Ici (et pas que maintenant)


Meilleur album de BD d’Angoulême, Ici de Richard Mc Guire, est sacrément déconcertant. C’est une vaste épopée dans le temps, sans histoire à proprement parler mais qui raconte, d’un seul point de vue, des siècles d’évènements : l’image, toujours positionnée de la même façon en double page, nous laisse voir deux murs dont l’un est percé d’une fenêtre et l’autre agrémenté d’une cheminée. Mais pas toujours car il montre aussi « l’avant », à des époques où la maison n’existait pas, où la nature préhistorique dominait puis que des maisons se sont construites en face. Ou « l’après » sa destruction. Dans la prospective, donc.
Tout est déstructuré bien qu’il y ait toujours les dates.
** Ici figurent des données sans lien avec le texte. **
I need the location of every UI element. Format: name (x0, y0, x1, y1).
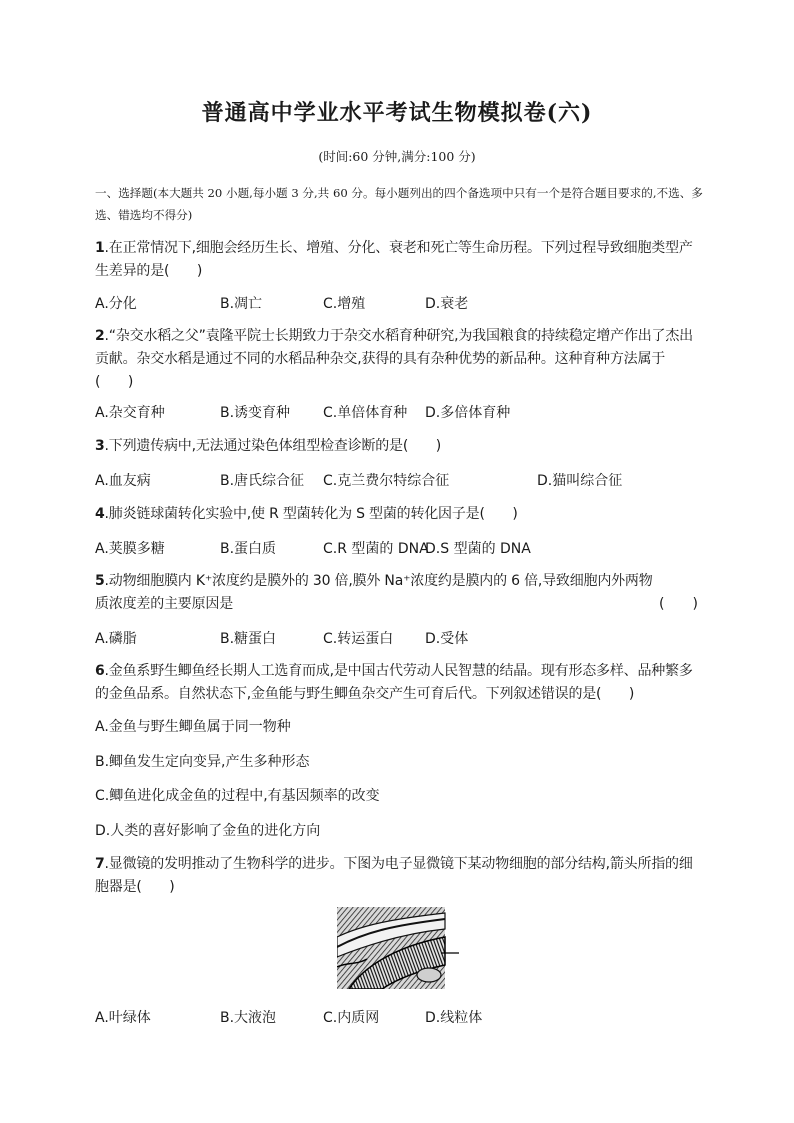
page-title: 普通高中学业水平考试生物模拟卷(六) (201, 100, 593, 126)
option-a: A.叶绿体 (95, 1010, 151, 1026)
question-stem: .肺炎链球菌转化实验中,使 R 型菌转化为 S 型菌的转化因子是( ) (104, 506, 518, 522)
electron-micrograph-image (337, 907, 459, 989)
option-d: D.线粒体 (425, 1010, 483, 1026)
option-d: D.S 型菌的 DNA (425, 541, 531, 557)
option-d: D.受体 (425, 631, 469, 647)
option-b: B.凋亡 (220, 296, 263, 312)
question-1 (95, 237, 703, 283)
option-b: B.糖蛋白 (220, 631, 277, 647)
question-7 (95, 853, 703, 899)
question-number: 4 (95, 506, 105, 522)
question-number: 5 (95, 573, 105, 589)
option-c: C.增殖 (323, 296, 366, 312)
option-b: B.唐氏综合征 (220, 473, 305, 489)
question-number: 6 (95, 663, 105, 679)
question-stem: .“杂交水稻之父”袁隆平院士长期致力于杂交水稻育种研究,为我国粮食的持续稳定增产作出了杰出贡献。杂交水稻是通过不同的水稻品种杂交,获得的具有杂种优势的新品种。这种育种方法属于( ) (95, 328, 693, 390)
option-a: A.杂交育种 (95, 405, 165, 421)
option-a: A.金鱼与野生鲫鱼属于同一物种 (95, 719, 291, 735)
question-stem: .金鱼系野生鲫鱼经长期人工选育而成,是中国古代劳动人民智慧的结晶。现有形态多样、品种繁多的金鱼品系。自然状态下,金鱼能与野生鲫鱼杂交产生可育后代。下列叙述错误的是( ) (95, 663, 693, 702)
question-5 (95, 570, 665, 616)
option-a: A.磷脂 (95, 631, 137, 647)
option-d: D.多倍体育种 (425, 405, 511, 421)
option-c: C.鲫鱼进化成金鱼的过程中,有基因频率的改变 (95, 788, 380, 804)
question-number: 2 (95, 328, 105, 344)
option-c: C.内质网 (323, 1010, 380, 1026)
question-stem: .显微镜的发明推动了生物科学的进步。下图为电子显微镜下某动物细胞的部分结构,箭头所指的细胞器是( ) (95, 856, 693, 895)
question-2 (95, 325, 703, 394)
option-d: D.人类的喜好影响了金鱼的进化方向 (95, 823, 321, 839)
option-b: B.蛋白质 (220, 541, 277, 557)
exam-info: (时间:60 分钟,满分:100 分) (318, 149, 476, 164)
question-number: 7 (95, 856, 105, 872)
option-b: B.诱变育种 (220, 405, 291, 421)
option-a: A.血友病 (95, 473, 151, 489)
option-a: A.分化 (95, 296, 137, 312)
answer-blank: ( ) (659, 596, 698, 612)
section-instructions: 一、选择题(本大题共 20 小题,每小题 3 分,共 60 分。每小题列出的四个备选项中只有一个是符合题目要求的,不选、多选、错选均不得分) (95, 186, 703, 222)
option-d: D.衰老 (425, 296, 469, 312)
question-number: 1 (95, 240, 105, 256)
question-number: 3 (95, 438, 105, 454)
option-c: C.转运蛋白 (323, 631, 394, 647)
option-b: B.大液泡 (220, 1010, 277, 1026)
question-3 (95, 435, 703, 458)
option-c: C.克兰费尔特综合征 (323, 473, 450, 489)
option-b: B.鲫鱼发生定向变异,产生多种形态 (95, 754, 310, 770)
question-6 (95, 660, 703, 706)
option-c: C.R 型菌的 DNA (323, 541, 429, 557)
option-a: A.荚膜多糖 (95, 541, 165, 557)
option-d: D.猫叫综合征 (537, 473, 623, 489)
question-4 (95, 503, 703, 526)
option-c: C.单倍体育种 (323, 405, 408, 421)
question-stem: .下列遗传病中,无法通过染色体组型检查诊断的是( ) (104, 438, 441, 454)
question-stem: .在正常情况下,细胞会经历生长、增殖、分化、衰老和死亡等生命历程。下列过程导致细胞类型产生差异的是( ) (95, 240, 693, 279)
question-stem: .动物细胞膜内 K⁺浓度约是膜外的 30 倍,膜外 Na⁺浓度约是膜内的 6 倍,导致细胞内外两物质浓度差的主要原因是 (95, 573, 653, 612)
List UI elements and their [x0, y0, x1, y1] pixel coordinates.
On y trouve quelques saynètes, par exemple avec son grand père obligé de dormir sur le canapé, d’autres où des gens disent ou font des choses très pointues de la vie quotidiennes, ou des scènes de fêtes, de veillée d’un mort, d’arrivée d’un bébé, d’une femme en 1957 qui ouvre un livre en disant « ça y est, ça me revient », des petites choses devenues importantes par la magie du dessin et des mots.
C’est très beau, déjà, tous ces décors qui changent, les meubles, la construction même du lieu, c’est très bizarre ensuite cette façon de poser sur le dessin d’ensemble des vignettes d’autres temps. Et puis on se dit que tout va se dénouer à la fin. Mais non, rien du tout, c’est comme si on avait rêvé, comme si, pour une fois, on était devenu(e) une petite souris pour observer la vie des gens dans un même endroit. 300 pages de toute beauté !

Ici par Richard Mc Guire, aux éditions Gallimard, 2014, et 2015 pour la version française assurée par Isabelle Troin. 300 pages.